You Definitely drank the goldfish bowl like it was a giant margarita
can you wear a superman outfit if we ever have sex?
all i could think was her face looked like a farm accident
The druken crowd just broke into singing "God Bless America" while waiting the newlyweds to get in the limo. My friend is eating rose petals.
Restaurants Roasting People Who Gave Them Negative Yelp Reviews (25 Pics)
I was naked with an australian flag taped to my boobs. Damn internationals think they can claim everything.
This is one of those moments when you do what I say or I come stalk you down like a gazelle.
If you two are having sex, stop. I have something really important to ask you about psychics.
I wanted to make fun of someone saying that to an untrained ear, skrillex is blah blah blah. But it was too soon after they said it. And now I can't find it.
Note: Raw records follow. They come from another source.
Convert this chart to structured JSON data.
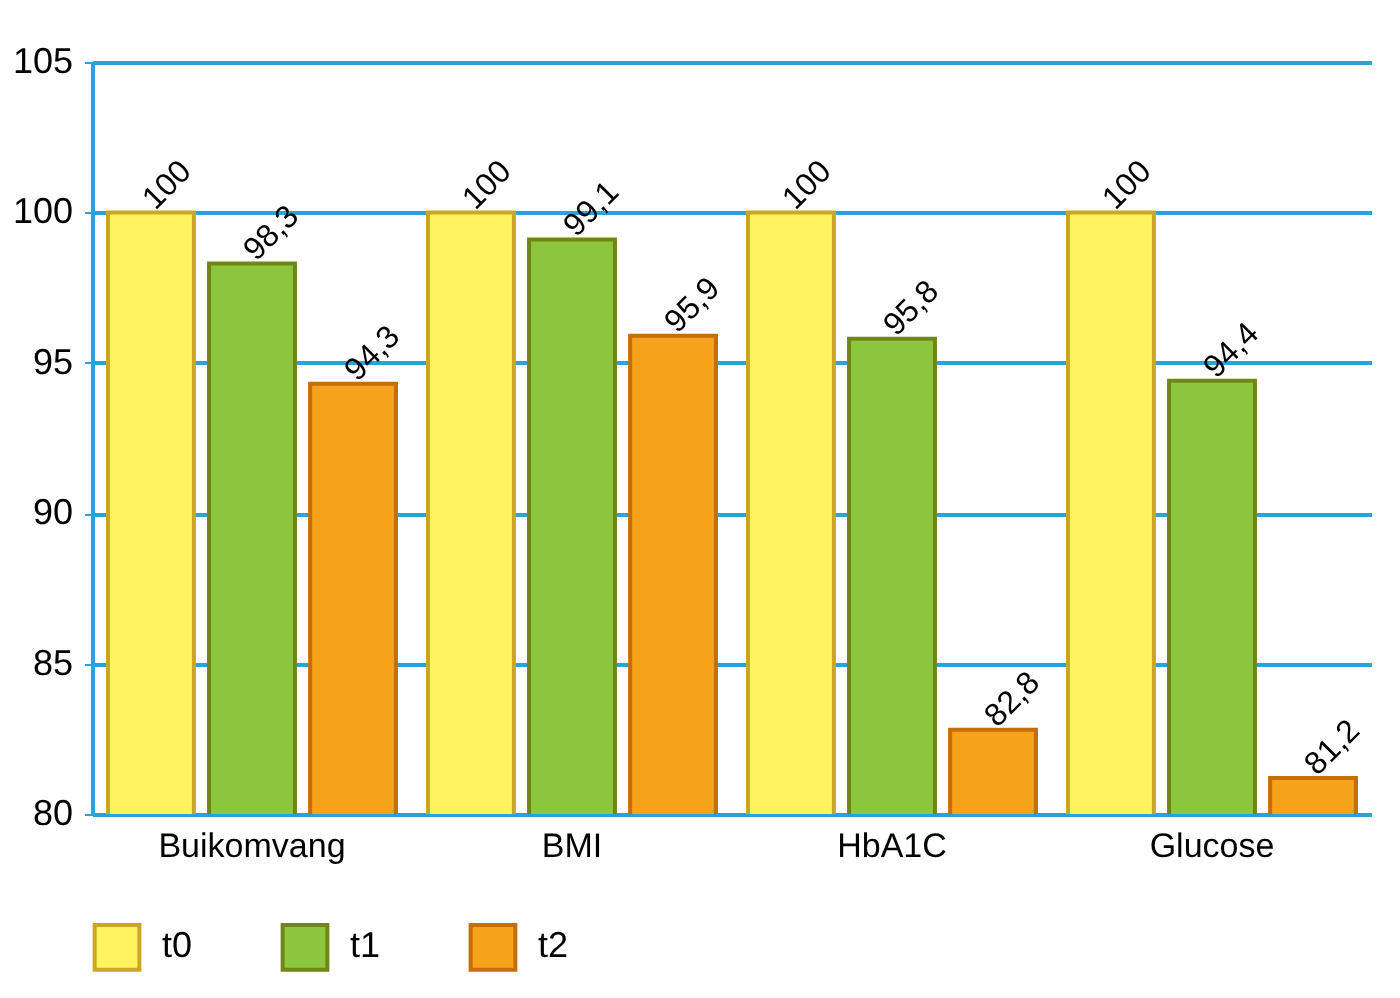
{
  "chart_data": {
    "type": "bar",
    "categories": [
      "Buikomvang",
      "BMI",
      "HbA1C",
      "Glucose"
    ],
    "series": [
      {
        "name": "t0",
        "color": "#fff35f",
        "values": [
          100,
          100,
          100,
          100
        ],
        "value_labels": [
          "100",
          "100",
          "100",
          "100"
        ]
      },
      {
        "name": "t1",
        "color": "#8dc63f",
        "values": [
          98.3,
          99.1,
          95.8,
          94.4
        ],
        "value_labels": [
          "98,3",
          "99,1",
          "95,8",
          "94,4"
        ]
      },
      {
        "name": "t2",
        "color": "#f7a21b",
        "values": [
          94.3,
          95.9,
          82.8,
          81.2
        ],
        "value_labels": [
          "94,3",
          "95,9",
          "82,8",
          "81,2"
        ]
      }
    ],
    "ylim": [
      80,
      105
    ],
    "yticks": [
      80,
      85,
      90,
      95,
      100,
      105
    ],
    "grid": "y",
    "legend": "bottom"
  }
}
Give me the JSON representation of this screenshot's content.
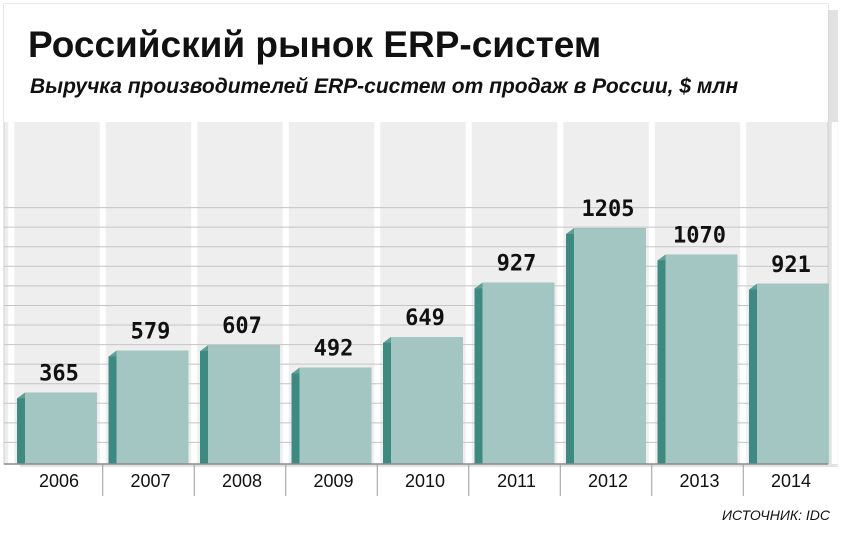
{
  "chart_data": {
    "type": "bar",
    "title": "Российский рынок ERP-систем",
    "subtitle": "Выручка производителей ERP-систем от продаж в России, $ млн",
    "categories": [
      "2006",
      "2007",
      "2008",
      "2009",
      "2010",
      "2011",
      "2012",
      "2013",
      "2014"
    ],
    "values": [
      365,
      579,
      607,
      492,
      649,
      927,
      1205,
      1070,
      921
    ],
    "value_labels": [
      "365",
      "579",
      "607",
      "492",
      "649",
      "927",
      "1205",
      "1070",
      "921"
    ],
    "xlabel": "",
    "ylabel": "",
    "ylim": [
      0,
      1400
    ],
    "grid": true,
    "source": "ИСТОЧНИК: IDC"
  },
  "colors": {
    "bar_face": "#a3c6c2",
    "bar_side": "#3f8a80",
    "bar_top": "#5e9f97",
    "grid": "#c4c4c4",
    "band": "#e6e6e6",
    "frame": "#cfcfcf"
  }
}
These are real problems.
I just added a bunch of arbitrary options to my ouija board. Ghosts can now tell me "cheddar," "the homosexual agenda," "the whole foods vegan aisle," or "viable offspring"
Woman Posts Harassing DMs From Creep Online, Now He’s Upset Because People Told His Mom
Oddly enough, the sex change dream i had made me miss you more.
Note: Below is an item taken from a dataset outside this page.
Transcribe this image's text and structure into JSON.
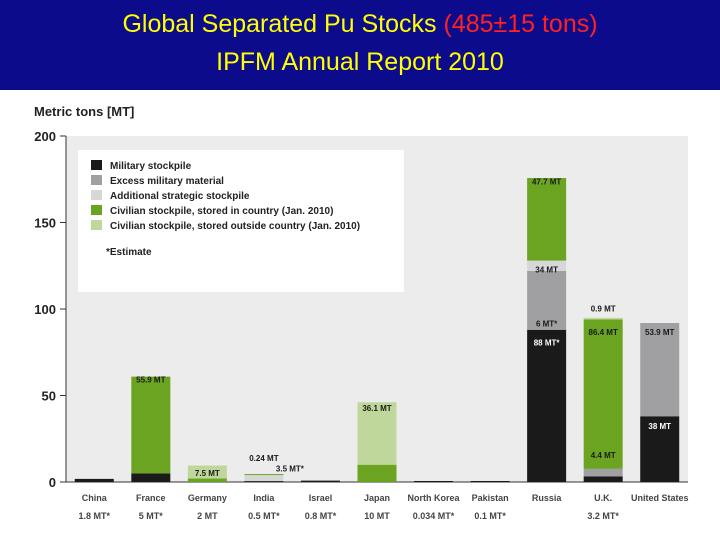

Just used the handle end of a spatula to get the baggie of coke wedged between my passenger seat. Innovation points?
Also, I'm kinda hungover this morning and I need to wire money to my lawyer. So this is what adulthood feels like
I went to BBQ fest on Wednesday and came home wearing a different shirt, so I think I did some good damage.
One day, I might be old and married wishing I could bang everyone... and that'll be a problem. So I feel in my heart it's something I need to do.
I was just at the gas station and happened to look left and see a girl blowing some guy. How was your night?